Il Cts infatti riteneva validi i protocolli in base ai quali i ristoratori avevano messo in sicurezza i locali e semmai proponeva controlli più rigidi sul rispetto delle prescrizioni fornite a maggio. Più controlli per pizzicare i furbetti, ma cena al ristorante possibile a tutti.

Ecco il testo messo a verbale quel 17 ottobre: “Per ciò che concerne il settore della ristorazione, il CTS rimarca il rigoroso rispetto e controllo delle misure già più volte indicate dal CTS ed oggetto delle norme attualmente in vigore (es. distanziamento, prevenzione degli assembramenti, obbligo nell'uso della mascherina negli esercizi commerciali e di ristorazione) con intensificazione della vigilanza e delle azioni di contrasto che devono essere rese più agevoli nella loro possibilità di adozione (es.: obbligo di affissione del numero massimo di clienti che è possibile accogliere negli esercizi).
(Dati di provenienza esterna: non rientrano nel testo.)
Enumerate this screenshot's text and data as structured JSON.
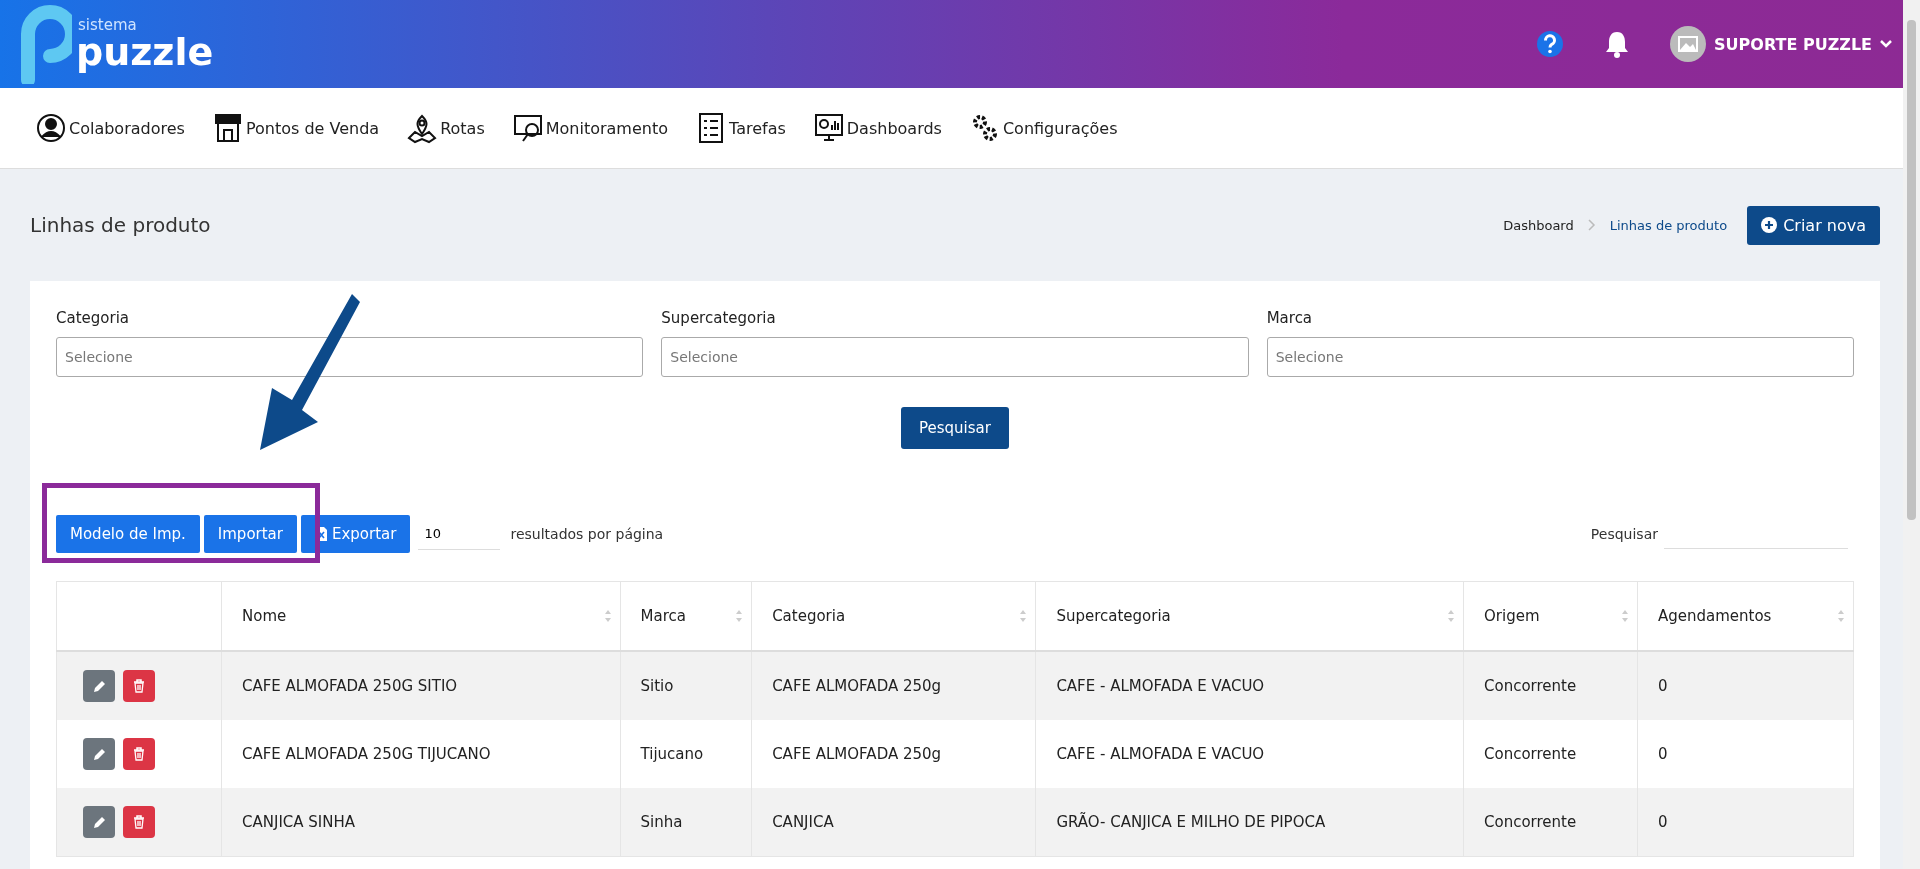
{
  "header": {
    "logo_small": "sistema",
    "logo_big": "puzzle",
    "user": "SUPORTE PUZZLE"
  },
  "nav": [
    {
      "label": "Colaboradores",
      "kind": "person"
    },
    {
      "label": "Pontos de Venda",
      "kind": "store"
    },
    {
      "label": "Rotas",
      "kind": "map"
    },
    {
      "label": "Monitoramento",
      "kind": "monitor"
    },
    {
      "label": "Tarefas",
      "kind": "list"
    },
    {
      "label": "Dashboards",
      "kind": "chart"
    },
    {
      "label": "Configurações",
      "kind": "gears"
    }
  ],
  "page": {
    "title": "Linhas de produto",
    "breadcrumb": [
      "Dashboard",
      "Linhas de produto"
    ],
    "create_button": "Criar nova"
  },
  "filters": [
    {
      "label": "Categoria",
      "placeholder": "Selecione"
    },
    {
      "label": "Supercategoria",
      "placeholder": "Selecione"
    },
    {
      "label": "Marca",
      "placeholder": "Selecione"
    }
  ],
  "search_button": "Pesquisar",
  "toolbar": {
    "buttons": [
      {
        "label": "Modelo de Imp.",
        "kind": "plain"
      },
      {
        "label": "Importar",
        "kind": "plain"
      },
      {
        "label": "Exportar",
        "kind": "excel"
      }
    ],
    "page_size": "10",
    "page_size_label": "resultados por página",
    "search_label": "Pesquisar"
  },
  "table": {
    "columns": [
      "Nome",
      "Marca",
      "Categoria",
      "Supercategoria",
      "Origem",
      "Agendamentos"
    ],
    "rows": [
      [
        "CAFE ALMOFADA 250G SITIO",
        "Sitio",
        "CAFE ALMOFADA 250g",
        "CAFE - ALMOFADA E VACUO",
        "Concorrente",
        "0"
      ],
      [
        "CAFE ALMOFADA 250G TIJUCANO",
        "Tijucano",
        "CAFE ALMOFADA 250g",
        "CAFE - ALMOFADA E VACUO",
        "Concorrente",
        "0"
      ],
      [
        "CANJICA SINHA",
        "Sinha",
        "CANJICA",
        "GRÃO- CANJICA E MILHO DE PIPOCA",
        "Concorrente",
        "0"
      ]
    ]
  }
}
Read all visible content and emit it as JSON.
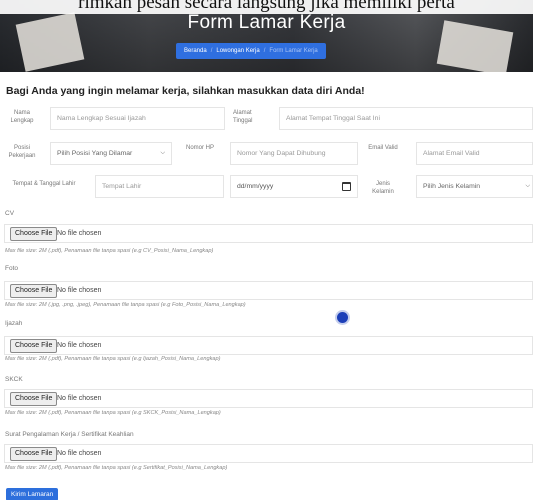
{
  "hero": {
    "overlay_text": "rimkan pesan secara langsung jika memiliki perta",
    "title": "Form Lamar Kerja",
    "breadcrumb": [
      "Beranda",
      "Lowongan Kerja",
      "Form Lamar Kerja"
    ]
  },
  "heading": "Bagi Anda yang ingin melamar kerja, silahkan masukkan data diri Anda!",
  "fields": {
    "nama": {
      "label": "Nama Lengkap",
      "placeholder": "Nama Lengkap Sesuai Ijazah"
    },
    "alamat": {
      "label": "Alamat Tinggal",
      "placeholder": "Alamat Tempat Tinggal Saat Ini"
    },
    "posisi": {
      "label": "Posisi Pekerjaan",
      "value": "Pilih Posisi Yang Dilamar"
    },
    "hp": {
      "label": "Nomor HP",
      "placeholder": "Nomor Yang Dapat Dihubung"
    },
    "email": {
      "label": "Email Valid",
      "placeholder": "Alamat Email Valid"
    },
    "ttl": {
      "label": "Tempat & Tanggal Lahir",
      "placeholder": "Tempat Lahir",
      "date_placeholder": "dd/mm/yyyy"
    },
    "jk": {
      "label": "Jenis Kelamin",
      "value": "Pilih Jenis Kelamin"
    }
  },
  "uploads": [
    {
      "label": "CV",
      "button": "Choose File",
      "status": "No file chosen",
      "hint": "Max file size: 2M (.pdf), Penamaan file tanpa spasi (e.g CV_Posisi_Nama_Lengkap)"
    },
    {
      "label": "Foto",
      "button": "Choose File",
      "status": "No file chosen",
      "hint": "Max file size: 2M (.jpg, .png, .jpeg), Penamaan file tanpa spasi (e.g Foto_Posisi_Nama_Lengkap)"
    },
    {
      "label": "Ijazah",
      "button": "Choose File",
      "status": "No file chosen",
      "hint": "Max file size: 2M (.pdf), Penamaan file tanpa spasi (e.g Ijazah_Posisi_Nama_Lengkap)"
    },
    {
      "label": "SKCK",
      "button": "Choose File",
      "status": "No file chosen",
      "hint": "Max file size: 2M (.pdf), Penamaan file tanpa spasi (e.g SKCK_Posisi_Nama_Lengkap)"
    },
    {
      "label": "Surat Pengalaman Kerja / Sertifikat Keahlian",
      "button": "Choose File",
      "status": "No file chosen",
      "hint": "Max file size: 2M (.pdf), Penamaan file tanpa spasi (e.g Sertifikat_Posisi_Nama_Lengkap)"
    }
  ],
  "submit_label": "Kirim Lamaran",
  "icons": {
    "calendar": "calendar-icon",
    "select": "chevron-down-icon"
  },
  "colors": {
    "accent": "#2d6fdc",
    "cursor": "#1c3fb8"
  }
}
Il CTS suggerisce la coerenza della limitazione già prevista dalle raccomandazioni vigenti per i contesti domestici relativa al numero massimo di persone che possono condividere il medesimo tavolo all'interno dei locali di ristorazione”.

Quei locali dunque per gli scienziati potevano restare aperti in sicurezza. E' stato solo il governo a decidere diversamente, mostrando l'ennesimo atto immotivato e quindi persecutorio nei confronti delle partite Iva che a loro non vanno proprio a genio.